周大夫做事太絕了。
此時湯翠林身上就得一條裏褲,好在小甜身上還着了一個內衫,饒是如此,二人也恨不能從開着的窗戶跳到水裏去遮羞。
“快把被子給我。”湯翠林撲上來搶。
周大夫當然是不給,兩人互相拉扯,一時之間誰也不讓誰,其他的人不明內情,也不好上去幫忙。聽到動靜,周半夏打着呵欠從屋中出來,見衆人圍在自己的夫君房前看熱鬧,一邊扒拉衆人,一邊喊他們讓開,好不容易擠到跟前,看到抱在一起互相遮羞的一人,氣得尖叫:“湯翠林,你在幹什麼?這是你的妹妹呀,你瘋了嗎?”
所有人:“……”天吶!
剛開始事情鬧得這麼大,他們還以爲是單純的男女通姦。沒想到竟然是兄妹。
湯翠林聽到這話,心裏一慌,在看到衆人的眼神,忙不迭解釋:“我們不是親生的兄妹,是表兄妹。”
周半夏懵了一瞬,反應過來後,撲上去就打:“湯翠林,你個混賬,你個騙子!你明明說小甜是你妹妹,現在怎麼又變成了表妹?既然你們倆都好上了,爲何還要來娶我?”
周大夫將一人捉姦在牀,本來還有點爽快,看到女兒這樣,心裏忽然就堵了起來。
“半夏,不要打!”
周大夫嘴上說着阻止的話,做出一副上前拉女兒的架勢,實則巴掌朝着湯翠林臉上招呼。
啪啪啪的,甩得特別響亮。
小甜一開始還想上前去護,結果她身上都捱了兩下,本來她就衣衫不整。周大夫又刻意在扒拉,不過幾下,她就扛不住了。本來只着這點衣衫出現在這麼多男人面前就不合適,再扒拉一會兒,她真的沒臉見人了。
周大夫越打越煩躁,這兩個混賬把女兒騙得這麼慘,本來就該挨一頓揍。他扭頭:“麻煩你們誰去底下的艙房將大頭他們一行人叫上來,就說我有事情請他們幫忙。對了,我是他們的東家。”
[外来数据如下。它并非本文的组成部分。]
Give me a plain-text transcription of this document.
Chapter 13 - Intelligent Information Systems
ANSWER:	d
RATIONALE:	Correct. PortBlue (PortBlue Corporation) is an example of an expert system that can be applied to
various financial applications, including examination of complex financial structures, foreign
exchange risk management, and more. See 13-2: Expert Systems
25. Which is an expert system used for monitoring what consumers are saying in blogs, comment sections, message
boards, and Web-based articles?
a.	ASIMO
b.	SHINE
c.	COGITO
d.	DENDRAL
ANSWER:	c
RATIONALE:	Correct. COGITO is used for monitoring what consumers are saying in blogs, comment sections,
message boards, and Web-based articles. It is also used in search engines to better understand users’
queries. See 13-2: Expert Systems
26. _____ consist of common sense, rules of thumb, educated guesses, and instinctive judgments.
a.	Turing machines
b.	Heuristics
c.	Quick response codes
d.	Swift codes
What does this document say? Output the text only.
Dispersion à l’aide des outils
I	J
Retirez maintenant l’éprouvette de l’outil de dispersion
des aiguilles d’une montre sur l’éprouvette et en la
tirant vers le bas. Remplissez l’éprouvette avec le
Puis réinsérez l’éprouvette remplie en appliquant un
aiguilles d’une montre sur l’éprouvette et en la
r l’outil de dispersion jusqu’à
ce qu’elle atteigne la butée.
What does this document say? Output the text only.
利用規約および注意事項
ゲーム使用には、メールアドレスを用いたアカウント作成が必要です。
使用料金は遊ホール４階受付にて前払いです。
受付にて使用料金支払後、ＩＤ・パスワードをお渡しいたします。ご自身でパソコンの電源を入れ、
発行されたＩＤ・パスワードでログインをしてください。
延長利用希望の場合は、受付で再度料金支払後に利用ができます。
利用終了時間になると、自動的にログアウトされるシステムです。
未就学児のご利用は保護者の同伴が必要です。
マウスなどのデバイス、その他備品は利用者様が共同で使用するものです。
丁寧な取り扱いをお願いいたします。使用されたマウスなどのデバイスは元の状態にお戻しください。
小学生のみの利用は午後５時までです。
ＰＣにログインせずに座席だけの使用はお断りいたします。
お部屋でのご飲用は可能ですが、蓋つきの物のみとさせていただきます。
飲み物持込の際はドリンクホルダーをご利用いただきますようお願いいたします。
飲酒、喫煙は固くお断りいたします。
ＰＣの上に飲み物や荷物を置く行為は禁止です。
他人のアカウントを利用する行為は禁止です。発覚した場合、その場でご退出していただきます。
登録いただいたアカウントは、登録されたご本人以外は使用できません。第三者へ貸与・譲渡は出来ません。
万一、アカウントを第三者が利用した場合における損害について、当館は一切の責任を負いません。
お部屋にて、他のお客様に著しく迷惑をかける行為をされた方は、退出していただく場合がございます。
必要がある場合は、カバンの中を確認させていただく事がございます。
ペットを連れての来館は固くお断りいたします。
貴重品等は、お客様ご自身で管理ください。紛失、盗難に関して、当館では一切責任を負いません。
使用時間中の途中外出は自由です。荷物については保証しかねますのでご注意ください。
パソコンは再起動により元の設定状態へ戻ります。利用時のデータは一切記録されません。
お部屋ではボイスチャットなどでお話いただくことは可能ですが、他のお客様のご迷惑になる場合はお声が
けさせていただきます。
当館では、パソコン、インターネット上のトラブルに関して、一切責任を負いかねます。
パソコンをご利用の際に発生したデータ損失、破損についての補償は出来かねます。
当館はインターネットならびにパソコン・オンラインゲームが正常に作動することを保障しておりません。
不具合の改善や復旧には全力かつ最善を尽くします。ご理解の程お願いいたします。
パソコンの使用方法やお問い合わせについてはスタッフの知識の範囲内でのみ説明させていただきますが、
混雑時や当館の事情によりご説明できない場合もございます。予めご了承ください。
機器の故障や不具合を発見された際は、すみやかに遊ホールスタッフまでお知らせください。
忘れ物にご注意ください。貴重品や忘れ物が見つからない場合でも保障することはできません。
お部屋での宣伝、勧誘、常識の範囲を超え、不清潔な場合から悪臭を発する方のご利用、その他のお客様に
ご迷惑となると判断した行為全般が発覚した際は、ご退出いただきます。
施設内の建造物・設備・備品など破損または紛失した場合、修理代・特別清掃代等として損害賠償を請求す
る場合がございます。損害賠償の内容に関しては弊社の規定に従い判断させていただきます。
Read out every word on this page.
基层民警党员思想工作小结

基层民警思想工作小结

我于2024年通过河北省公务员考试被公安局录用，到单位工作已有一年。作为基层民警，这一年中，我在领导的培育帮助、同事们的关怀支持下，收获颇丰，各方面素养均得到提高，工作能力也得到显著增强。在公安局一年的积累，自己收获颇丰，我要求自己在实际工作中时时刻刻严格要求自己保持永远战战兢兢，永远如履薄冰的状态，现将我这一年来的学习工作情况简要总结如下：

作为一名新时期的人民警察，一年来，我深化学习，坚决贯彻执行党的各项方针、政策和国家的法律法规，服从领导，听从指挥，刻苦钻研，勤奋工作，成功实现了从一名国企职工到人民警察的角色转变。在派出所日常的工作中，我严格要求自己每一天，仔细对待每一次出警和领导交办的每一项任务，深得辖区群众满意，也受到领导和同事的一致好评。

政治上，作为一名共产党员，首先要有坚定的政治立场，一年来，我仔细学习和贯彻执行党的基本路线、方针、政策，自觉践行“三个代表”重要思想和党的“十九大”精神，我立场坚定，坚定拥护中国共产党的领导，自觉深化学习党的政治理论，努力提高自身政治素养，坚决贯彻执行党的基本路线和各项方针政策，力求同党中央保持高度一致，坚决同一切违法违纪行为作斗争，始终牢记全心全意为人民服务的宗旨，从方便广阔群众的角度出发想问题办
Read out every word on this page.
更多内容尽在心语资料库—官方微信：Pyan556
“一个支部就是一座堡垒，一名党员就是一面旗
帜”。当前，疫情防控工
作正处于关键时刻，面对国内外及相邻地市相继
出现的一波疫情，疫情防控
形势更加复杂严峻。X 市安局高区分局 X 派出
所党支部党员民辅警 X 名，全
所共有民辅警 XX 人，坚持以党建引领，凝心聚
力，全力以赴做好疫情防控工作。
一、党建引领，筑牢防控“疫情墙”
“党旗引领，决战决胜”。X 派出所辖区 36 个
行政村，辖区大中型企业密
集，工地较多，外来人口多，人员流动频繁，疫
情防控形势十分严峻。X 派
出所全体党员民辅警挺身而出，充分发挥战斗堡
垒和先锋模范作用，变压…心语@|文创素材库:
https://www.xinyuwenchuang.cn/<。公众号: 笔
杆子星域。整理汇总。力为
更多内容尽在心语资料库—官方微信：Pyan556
看熱鬧的人很多,沒有人上前拉架,一來是這艙房不大,門口也小,所有人都堵在門口,幾乎進不來。一來,不清楚內情,不要貿然出手。對着不認識的人,要少發善心。
大頭他們趕了來,看到湯翠林和小甜的模樣都傻了。
湯翠林見狀,忙解釋:“我們只是表兄妹,不是親的。之前去村裏人住,想着表兄妹同住一個院子容易惹人誤會。所以才騙大家說是親兄妹!”
大頭莫名其妙:“既然你們倆要滾做一堆,完全可以說是夫妻啊。這有什麼好隱瞞的?表兄妹之間結爲夫妻很正常……你倆都這樣了,爲何還要娶半夏?”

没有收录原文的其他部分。